CPAS : quand l'action sociale a affaire à des menteurs

Fausse adresse, travail au noir, cohabitation... Le quotidien des assistants sociaux opérant dans les CPAS du pays s’apparente aujourd’hui de plus de plus à une traque à la fraude sociale.
Géraldine (nom d’emprunt) est assistante sociale dans un CPAS en province de Namur. Elle exerce son métier depuis plus de 30 ans. C’est peu dire si elle connaît les tenants et les aboutissants de l’action sociale.
Des droits, mais aussi des obligations
À ses débuts dans le métier, Géraldine s’occupait en majorité de dossiers pour des personnes âgées isolées qui avaient du mal à joindre les deux bouts. Désormais, les bénéficiaires du revenu d’intégration sont un tout autre public : « Nous traitons énormément de dossiers de jeunes en décrochage. Souvent, ce sont des électrons libres, sans soutien familial, des individus fort seuls et particulièrement abîmés par la vie. Ils sollicitent le CPAS car ’ils y ont droit’, disent-ils. Mais souvent ils oublient que s’ils ont des droits, ils ont aussi des obligations », explique Géraldine.
Avec la décision du gouvernement Di Rupo de limiter à trois ans l’octroi des allocations d’attente et celle du gouvernement Michel de fixer à 25 ans l’âge maximum pour accéder aux indemnités d’insertion, le public sollicitant une aide auprès des CPAS risque à l’avenir de se rajeunir encore un peu plus.
« Il faut constamment fliquer les gens »
Outre le changement de profil des bénéficiaires, Géraldine fait part d’une évolution des tâches dans le travail des assistants sociaux au sein des CPAS : « Notre boulot aujourd’hui, c’est de traquer les gens, tout le temps. Le CPAS pour lequel je collabore se trouve dans une petite ville et donc il arrive qu’on apprenne qu’un tel travaille au noir, qu’un autre cohabite tout en continuant à profiter du revenu d’intégration social. On essaye alors de confronter les gens avec un rapport contradictoire mais on manque de temps et de moyens. Et souvent, les personnes pointées du doigt adoptent des attitudes, parfois elles deviennent agressives. C’est à qui va gagner la partie ? »
Or, si la fraude est prouvée, les personnes risquent une suspension de paiement de l’aide durant une période allant, selon la gravité, d’un à trois mois, avec demande de rétrocession de tout ou partie des sommes indûment touchées.
Qu’à cela ne tienne, certains persistent et signent, selon Géraldine : « parfois, mes collègues et moi, on se dit que les gens mobilisent davantage leur énergie pour tromper plutôt que pour s’en sortir... »
CPAS : la fraude sociale pas excessive
Aussi, récemment, le guide social a eu écho d’un cas de fraude pour le moins interpellant au CPAS de la Ville de Bruxelles : le nom d’un même enfant se retrouverait dans les dossiers de plusieurs allocataires sociaux différents.
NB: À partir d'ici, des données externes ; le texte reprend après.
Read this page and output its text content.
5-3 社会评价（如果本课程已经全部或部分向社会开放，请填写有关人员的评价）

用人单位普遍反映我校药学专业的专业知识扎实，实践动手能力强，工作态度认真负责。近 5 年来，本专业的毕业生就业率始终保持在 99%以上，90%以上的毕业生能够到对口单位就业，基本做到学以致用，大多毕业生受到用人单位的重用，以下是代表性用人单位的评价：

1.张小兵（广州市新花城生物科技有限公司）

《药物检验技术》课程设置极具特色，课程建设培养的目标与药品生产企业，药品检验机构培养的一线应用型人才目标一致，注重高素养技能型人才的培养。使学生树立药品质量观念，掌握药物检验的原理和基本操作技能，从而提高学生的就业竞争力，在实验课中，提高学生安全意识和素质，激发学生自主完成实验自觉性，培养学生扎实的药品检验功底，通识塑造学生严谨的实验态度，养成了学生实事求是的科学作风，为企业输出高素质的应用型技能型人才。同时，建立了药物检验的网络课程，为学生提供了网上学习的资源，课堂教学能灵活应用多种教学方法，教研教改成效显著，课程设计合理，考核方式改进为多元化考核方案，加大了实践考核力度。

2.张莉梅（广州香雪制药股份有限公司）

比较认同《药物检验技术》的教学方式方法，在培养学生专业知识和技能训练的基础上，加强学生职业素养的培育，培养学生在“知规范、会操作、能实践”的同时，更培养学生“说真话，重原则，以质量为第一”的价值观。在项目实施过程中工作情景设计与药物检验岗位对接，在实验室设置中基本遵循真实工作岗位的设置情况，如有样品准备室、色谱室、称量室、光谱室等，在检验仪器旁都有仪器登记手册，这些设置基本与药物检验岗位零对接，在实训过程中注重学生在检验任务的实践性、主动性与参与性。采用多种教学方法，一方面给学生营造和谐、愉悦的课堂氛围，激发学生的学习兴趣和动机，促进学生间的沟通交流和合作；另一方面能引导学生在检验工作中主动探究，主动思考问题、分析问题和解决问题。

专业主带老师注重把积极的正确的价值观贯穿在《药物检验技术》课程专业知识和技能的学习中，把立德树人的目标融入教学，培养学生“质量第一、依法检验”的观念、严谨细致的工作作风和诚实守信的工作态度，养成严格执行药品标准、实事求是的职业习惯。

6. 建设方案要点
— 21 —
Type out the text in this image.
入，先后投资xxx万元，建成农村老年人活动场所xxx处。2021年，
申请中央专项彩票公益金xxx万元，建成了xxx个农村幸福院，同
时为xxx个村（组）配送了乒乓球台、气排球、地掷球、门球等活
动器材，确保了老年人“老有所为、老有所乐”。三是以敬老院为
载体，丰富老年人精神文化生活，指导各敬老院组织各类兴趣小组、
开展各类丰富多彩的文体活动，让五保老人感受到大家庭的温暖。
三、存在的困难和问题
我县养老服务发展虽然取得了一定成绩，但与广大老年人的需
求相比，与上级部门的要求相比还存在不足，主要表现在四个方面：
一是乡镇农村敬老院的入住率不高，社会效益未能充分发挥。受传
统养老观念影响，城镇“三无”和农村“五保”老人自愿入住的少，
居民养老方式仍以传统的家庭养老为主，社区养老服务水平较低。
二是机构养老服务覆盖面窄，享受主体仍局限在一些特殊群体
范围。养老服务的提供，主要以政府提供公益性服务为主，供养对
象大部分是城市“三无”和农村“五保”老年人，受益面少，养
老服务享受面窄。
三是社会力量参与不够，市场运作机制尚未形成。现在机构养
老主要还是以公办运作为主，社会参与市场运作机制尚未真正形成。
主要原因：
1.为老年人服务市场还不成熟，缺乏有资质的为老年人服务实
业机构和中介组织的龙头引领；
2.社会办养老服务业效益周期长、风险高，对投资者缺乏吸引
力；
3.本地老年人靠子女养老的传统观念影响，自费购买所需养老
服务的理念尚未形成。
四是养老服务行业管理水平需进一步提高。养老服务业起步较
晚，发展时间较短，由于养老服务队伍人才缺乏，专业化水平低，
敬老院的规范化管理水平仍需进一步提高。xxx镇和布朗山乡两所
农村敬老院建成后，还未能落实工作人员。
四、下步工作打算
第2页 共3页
Autrement dit, un même enfant aurait plusieurs parents ; une entourloupe plutôt rusée pour obtenir un revenu d’intégration plus élevé. Sollicitée à ce sujet par le guide social, la présidente du CPAS de la Ville de Bruxelles Pascale Pereïta (PS), n’a pas souhaité s’exprimer.
Faut-il y voir des lacunes dans le contrôle de la fraude sociale au sein de l’institution bruxelloise ? Loin s’en faut, déclarait Pascal Pereïta en février dernier pour le journal La Capitale : « Avant d’accorder une aide à quelqu’un, on mène préalablement une enquête sociale. On effectue toujours une visite à domicile et on consulte la banque Carrefour, où on peut trouver notamment les données du registre national et les données Dimona, enregistrant toute signature ou toute fin d’un contrat de travail. Cela permet de connaître la situation économique et sociale de toute personne. »
Cela dit, si des abus existent, ils ne sont pas excessifs. Pour preuve, les résultats d’une vaste étude sur la fraude sociale commandée par Maggie De Block (Open Vld) en 2013, quand elle était encore secrétaire d’État à l’Intégration sociale. Sur 589 communes belges, 283 ont pris part à l’enquête. Il ressort, si l’on rapporte le nombre de fraudes constatées au nombre moyen de bénéficiaires des CPAS, que la fraude sociale s’élève à 4,14% en moyenne pour le revenu d’intégration social, à 4,47 % pour l’aide sociale équivalente et à 1,69 % pour l’aide médicale.